Salesforce is offering its transgender staff in Australia and New Zealand four weeks’ paid leave and A$54,400 ($US40,000) to pay for gender affirmation surgeries, prescription drugs and hormonal therapy.
The new transgender employee benefits package also includes a wardrobe allowance of $500 for employees who change their gender and A$1000 to cover the legal costs associated with updating their gender on birth certificates and licences.
The package is “life changing” for Manu Erwin, a solutions engineer for Salesforce in New Zealand who came out as a transgender woman this year.
Before the package was announced, Erwin, who has worked with Salesforce for 14 years, was preparing to save around $NZ65,000 ($62,000) to pay for gender affirmation surgery.
“I had just been to the surgeon and was thinking ‘I have a new savings goal’, so to hear about the benefits package … it’s life changing from a financial perspective,” Erwin said. “The biggest benefit is the fact that it exists at all.”
Previously Salesforce employees in the US and Canada could access paid time off and $US40,000 in financial assistance for their medical costs. The package has been expanded to include the allowances for attire and legal costs and will be offered to all Salesforce employees globally.
Pip Marlow, chief executive of Salesforce’s Australia-New Zealand and ASEAN operations, said the benefit was a demonstration of the company’s values and recognised the different types of support employees needed as part of their transition.
New way of working
“We really want to make sure that employees, regardless of which country they’re in, can access the type of benefits and support that help them live as their authentic self,” Marlow said.
“If you don’t put real money and investment behind your values, you’re not really living them.”
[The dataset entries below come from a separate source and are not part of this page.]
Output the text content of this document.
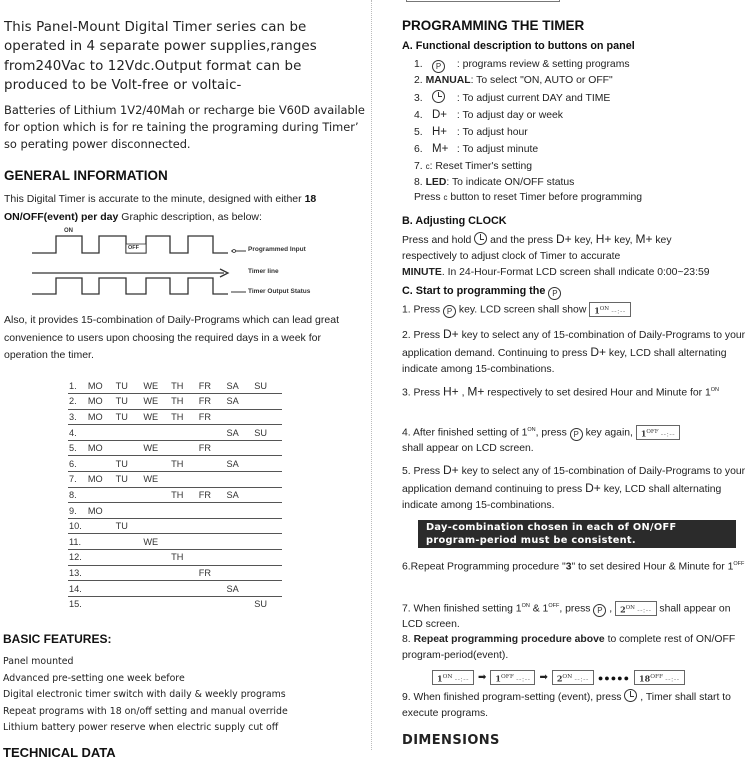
This Panel-Mount Digital Timer series can be operated in 4 separate power supplies,ranges from240Vac to 12Vdc.Output format can be produced to be Volt-free or voltaic-

Batteries of Lithium 1V2/40Mah or recharge bie V60D available for option which is for re taining the programing during Timer’ so perating power disconnected.

GENERAL INFORMATION

This Digital Timer is accurate to the minute, designed with either 18 ON/OFF(event) per day Graphic description, as below:

ON
OFF	Programmed Input
Timer line
Timer Output Status

Also, it provides 15-combination of Daily-Programs which can lead great convenience to users upon choosing the required days in a week for operation the timer.

1.	MO	TU	WE	TH	FR	SA	SU
2.	MO	TU	WE	TH	FR	SA	
3.	MO	TU	WE	TH	FR		
4.						SA	SU
5.	MO		WE		FR		
6.		TU		TH		SA	
7.	MO	TU	WE				
8.				TH	FR	SA	
9.	MO						
10.		TU					
11.			WE				
12.				TH			
13.					FR		
14.						SA	
15.							SU
BASIC FEATURES:
Panel mounted
Advanced pre-setting one week before
Digital electronic timer switch with daily & weekly programs
Repeat programs with 18 on/off setting and manual override
Lithium battery power reserve when electric supply cut off
TECHNICAL DATA
PROGRAMMING THE TIMER
A. Functional description to buttons on panel
1. P : programs review & setting programs
2. MANUAL: To select "ON, AUTO or OFF"
3.	: To adjust current DAY and TIME
4. D+ : To adjust day or week
5. H+ : To adjust hour
6. M+ : To adjust minute
7. c: Reset Timer's setting
8. LED: To indicate ON/OFF status
Press c button to reset Timer before programming
B. Adjusting CLOCK
Press and hold  and the press D+ key, H+ key, M+ key
respectively to adjust clock of Timer to accurate
MINUTE. In 24-Hour-Format LCD screen shall ındicate 0:00~23:59
C. Start to programming the P
1. Press P key. LCD screen shall show $1^{ON}$ --:--
2. Press D+ key to select any of 15-combination of Daily-Programs to your application demand. Continuing to press D+ key, LCD shall alternating indicate among 15-combinations.
3. Press H+ , M+ respectively to set desired Hour and Minute for $1^{ON}$
4. After finished setting of $1^{ON}$, press P key again, $1^{OFF}$ --:--
shall appear on LCD screen.
5. Press D+ key to select any of 15-combination of Daily-Programs to your application demand continuing to press D+ key, LCD shall alternating indicate among 15-combinations.
Day-combination chosen in each of ON/OFF program-period must be consistent.
6.Repeat Programming procedure "3" to set desired Hour & Minute for $1^{OFF}$
7. When finished setting $1^{ON}$ & $1^{OFF}$, press P , $2^{ON}$ --:-- shall appear on LCD screen.
8. Repeat programming procedure above to complete rest of ON/OFF program-period(event).
$1^{ON}$ --:-- ➡	$1^{OFF}$ --:-- ➡	$2^{ON}$ --:--	●●●●●	$18^{OFF}$ --:--
9. When finished program-setting (event), press  , Timer shall start to execute programs.
DIMENSIONS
More broadly, the company has altered its employee benefits to cater for a world where employees spend less time in the office.
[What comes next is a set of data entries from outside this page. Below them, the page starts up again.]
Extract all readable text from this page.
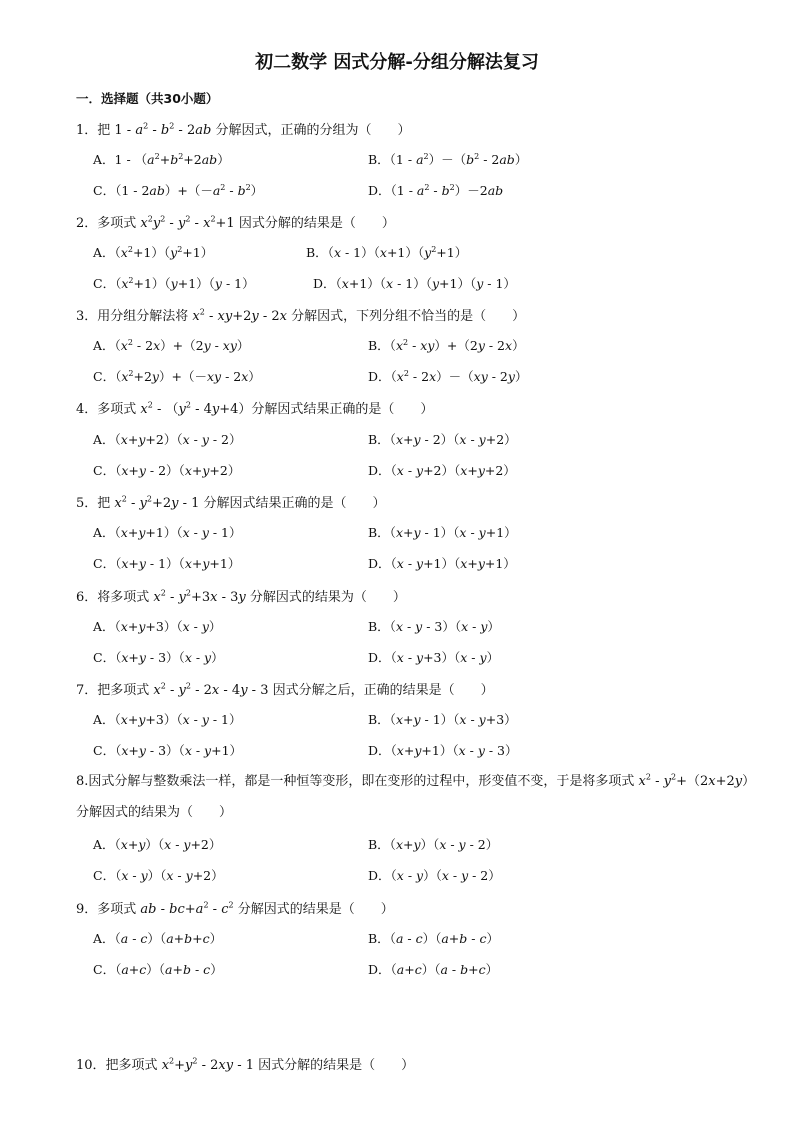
初二数学 因式分解-分组分解法复习
一．选择题（共30小题）
1．把 $1 - a^2 - b^2 - 2ab$ 分解因式，正确的分组为（　　）
A．$1 - (a^2+b^2+2ab)$	B．$(1 - a^2)-(b^2 - 2ab)$
C．$(1 - 2ab)+(-a^2 - b^2)$	D．$(1 - a^2 - b^2)-2ab$
2．多项式 $x^2y^2 - y^2 - x^2+1$ 因式分解的结果是（　　）
A．$(x^2+1)(y^2+1)$	B．$(x - 1)(x+1)(y^2+1)$
C．$(x^2+1)(y+1)(y - 1)$	D．（x+1）（x - 1）（y+1）（y - 1）
3．用分组分解法将 $x^2 - xy+2y - 2x$ 分解因式，下列分组不恰当的是（　　）
A．$(x^2 - 2x)+(2y - xy)$	B．$(x^2 - xy)+(2y - 2x)$
C．$(x^2+2y)+(-xy - 2x)$	D．$(x^2 - 2x)-(xy - 2y)$
4．多项式 $x^2 - (y^2 - 4y+4)$分解因式结果正确的是（　　）
A．（x+y+2）（x - y - 2）	B．（x+y - 2）（x - y+2）
C．（x+y - 2）（x+y+2）	D．（x - y+2）（x+y+2）
5．把 $x^2 - y^2+2y - 1$ 分解因式结果正确的是（　　）
A．（x+y+1）（x - y - 1）	B．（x+y - 1）（x - y+1）
C．（x+y - 1）（x+y+1）	D．（x - y+1）（x+y+1）
6．将多项式 $x^2 - y^2+3x - 3y$ 分解因式的结果为（　　）
A．（x+y+3）（x - y）	B．（x - y - 3）（x - y）
C．（x+y - 3）（x - y）	D．（x - y+3）（x - y）
7．把多项式 $x^2 - y^2 - 2x - 4y - 3$ 因式分解之后，正确的结果是（　　）
A．（x+y+3）（x - y - 1）	B．（x+y - 1）（x - y+3）
C．（x+y - 3）（x - y+1）	D．（x+y+1）（x - y - 3）
8.因式分解与整数乘法一样，都是一种恒等变形，即在变形的过程中，形变值不变，于是将多项式 $x^2 - y^2+(2x+2y)$分解因式的结果为（　　）
A．（x+y）（x - y+2）	B．（x+y）（x - y - 2）
C．（x - y）（x - y+2）	D．（x - y）（x - y - 2）
9．多项式 ab - $bc+a^2 - c^2$ 分解因式的结果是（　　）
A．（a - c）（a+b+c）	B．（a - c）（a+b - c）
C．（a+c）（a+b - c）	D．（a+c）（a - b+c）
10．把多项式 $x^2+y^2 - 2xy - 1$ 因式分解的结果是（　　）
“We’ve had an incredible employee value proposition and part of that was cool offices with lots of food, cupcakes, free breakfast, and drinks in the office on a Friday. The physical location was central to part of that value proposition,” Marlow said.
“The world shifted, and we all started working from different locations, so our employee value proposition has to change to support a new way of working.”
For example, employees can claim home gym equipment as an expense, a rule that previously only covered gym memberships.
Salesforce also introduced an allowance of A$100 a day to cover 20 days of “emergency back-up childcare” for parents to help ease the pressure of caring responsibilities during lockdown.
Marlow said employees are increasingly deciding which companies to work for based on how well an employer aligns with their values.
“It’s a great time for every organisation in Australia, regardless of industry or sector, to be saying, how can we take the lessons this pandemic has taught us to take better care of our employees?”